Teldware’s Method for Improving Performance Receives a Patent

by Eyjólfur Gislason

Teldware’s Method for Improving Performance in a Data Warehousing Environment Receives a Patent

March 18, 2014

Teldware Sp/f announced today the issuance by the US Patent Office of a patent that recognizes the company’s method for improving performance in a data warehousing environment.

The patent (#8,676,772) involves storing and maintaining a query-optimized representation of a dataset – including summary data – where the data is arranged in a large number of small database tables. The result is the significantly faster, more reliably consistent performance of a frontend data access application. The performance is at a level which was previously unattainable.

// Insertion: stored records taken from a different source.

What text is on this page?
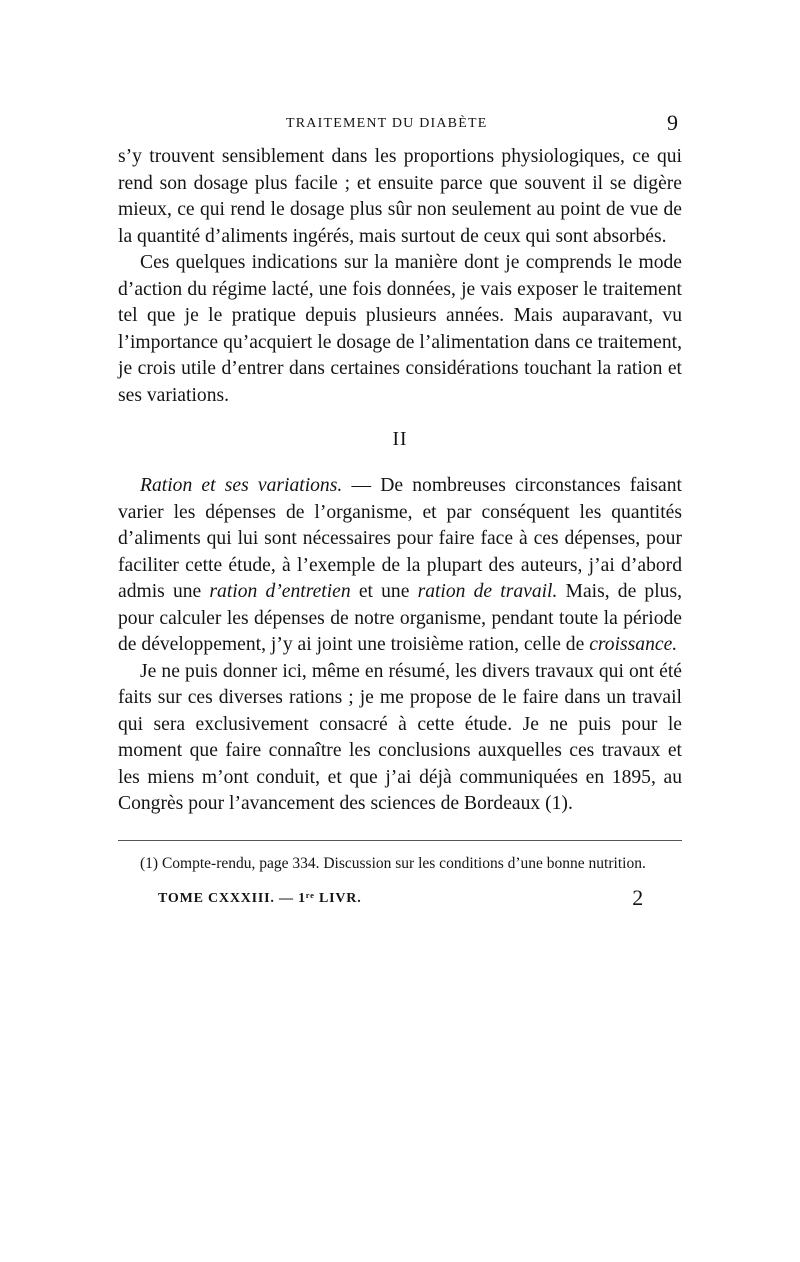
TRAITEMENT DU DIABÈTE	9

s’y trouvent sensiblement dans les proportions physiologiques, ce qui rend son dosage plus facile ; et ensuite parce que souvent il se digère mieux, ce qui rend le dosage plus sûr non seulement au point de vue de la quantité d’aliments ingérés, mais surtout de ceux qui sont absorbés.

Ces quelques indications sur la manière dont je comprends le mode d’action du régime lacté, une fois données, je vais exposer le traitement tel que je le pratique depuis plusieurs années. Mais auparavant, vu l’importance qu’acquiert le dosage de l’alimentation dans ce traitement, je crois utile d’entrer dans certaines considérations touchant la ration et ses variations.

II

Ration et ses variations. — De nombreuses circonstances faisant varier les dépenses de l’organisme, et par conséquent les quantités d’aliments qui lui sont nécessaires pour faire face à ces dépenses, pour faciliter cette étude, à l’exemple de la plupart des auteurs, j’ai d’abord admis une ration d’entretien et une ration de travail. Mais, de plus, pour calculer les dépenses de notre organisme, pendant toute la période de développement, j’y ai joint une troisième ration, celle de croissance.

Je ne puis donner ici, même en résumé, les divers travaux qui ont été faits sur ces diverses rations ; je me propose de le faire dans un travail qui sera exclusivement consacré à cette étude. Je ne puis pour le moment que faire connaître les conclusions auxquelles ces travaux et les miens m’ont conduit, et que j’ai déjà communiquées en 1895, au Congrès pour l’avancement des sciences de Bordeaux (1).

(1) Compte-rendu, page 334. Discussion sur les conditions d’une bonne nutrition.

TOME CXXXIII. — 1ʳᵉ LIVR.	2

The invention enables a new category of applications, where interactive query performance (with typical 0.2 to 2.5 seconds response time) is no longer limited by the confines present in fitting the data into memory. Now, by using the techniques disclosed in the patent, response time is decoupled from the size of the underlying data warehouse. The patent also discloses a simplified ETL (extract-transform-load) process that becomes an ESL (extract-split-load) process, reducing the complexity and increasing the agility of adding data to the data warehouse.

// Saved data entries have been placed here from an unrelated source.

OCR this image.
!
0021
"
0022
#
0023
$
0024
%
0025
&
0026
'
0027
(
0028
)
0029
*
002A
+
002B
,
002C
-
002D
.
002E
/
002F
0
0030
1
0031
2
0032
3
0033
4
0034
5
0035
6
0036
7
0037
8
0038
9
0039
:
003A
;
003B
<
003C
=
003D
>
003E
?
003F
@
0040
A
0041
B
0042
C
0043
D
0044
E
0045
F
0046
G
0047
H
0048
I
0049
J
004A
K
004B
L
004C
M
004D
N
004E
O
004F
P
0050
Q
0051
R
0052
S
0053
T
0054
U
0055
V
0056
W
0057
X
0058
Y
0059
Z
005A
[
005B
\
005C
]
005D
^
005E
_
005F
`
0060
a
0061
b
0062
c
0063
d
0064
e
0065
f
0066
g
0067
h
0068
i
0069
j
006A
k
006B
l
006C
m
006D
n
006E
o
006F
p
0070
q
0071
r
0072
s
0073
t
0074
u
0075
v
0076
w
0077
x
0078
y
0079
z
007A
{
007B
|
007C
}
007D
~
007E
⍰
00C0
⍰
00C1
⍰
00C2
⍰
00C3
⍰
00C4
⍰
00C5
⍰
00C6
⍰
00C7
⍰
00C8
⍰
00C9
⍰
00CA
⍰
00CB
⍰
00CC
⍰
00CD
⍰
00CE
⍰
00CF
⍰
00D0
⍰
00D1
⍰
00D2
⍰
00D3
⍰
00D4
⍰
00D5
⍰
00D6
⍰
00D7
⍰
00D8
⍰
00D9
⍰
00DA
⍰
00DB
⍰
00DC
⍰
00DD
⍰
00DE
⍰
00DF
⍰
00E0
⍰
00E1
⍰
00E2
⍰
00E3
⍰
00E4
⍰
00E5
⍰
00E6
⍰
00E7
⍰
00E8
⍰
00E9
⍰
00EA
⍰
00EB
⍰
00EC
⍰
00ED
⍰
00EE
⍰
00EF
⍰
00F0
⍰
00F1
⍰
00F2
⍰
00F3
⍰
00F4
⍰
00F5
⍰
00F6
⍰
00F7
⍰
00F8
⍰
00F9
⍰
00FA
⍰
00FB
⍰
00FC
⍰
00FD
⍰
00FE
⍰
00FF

Furthermore, the patent discloses a method of partitioning data according to multiple redundant partitioning schemes, and maintains redundant summary tables at the partition level. This technique removes problems of inconsistent data between aggregated and non-aggregated data tables, which improves performance by using fewer resources for summary table maintenance. Computational resources are further reduced by comparing split data portions with other split data portions from a previous extraction, and propagating only those portions that are new or changed.

Finally, the patent discloses a method of reducing the computational resources required to load data into the data warehouse by eliminating the need for indexes on most tables in the data warehouse. The result is better speed all around.

In the end, the technology in patent #8,676,772 creates a new standard in what is considered “best practices” in the design of data warehouses.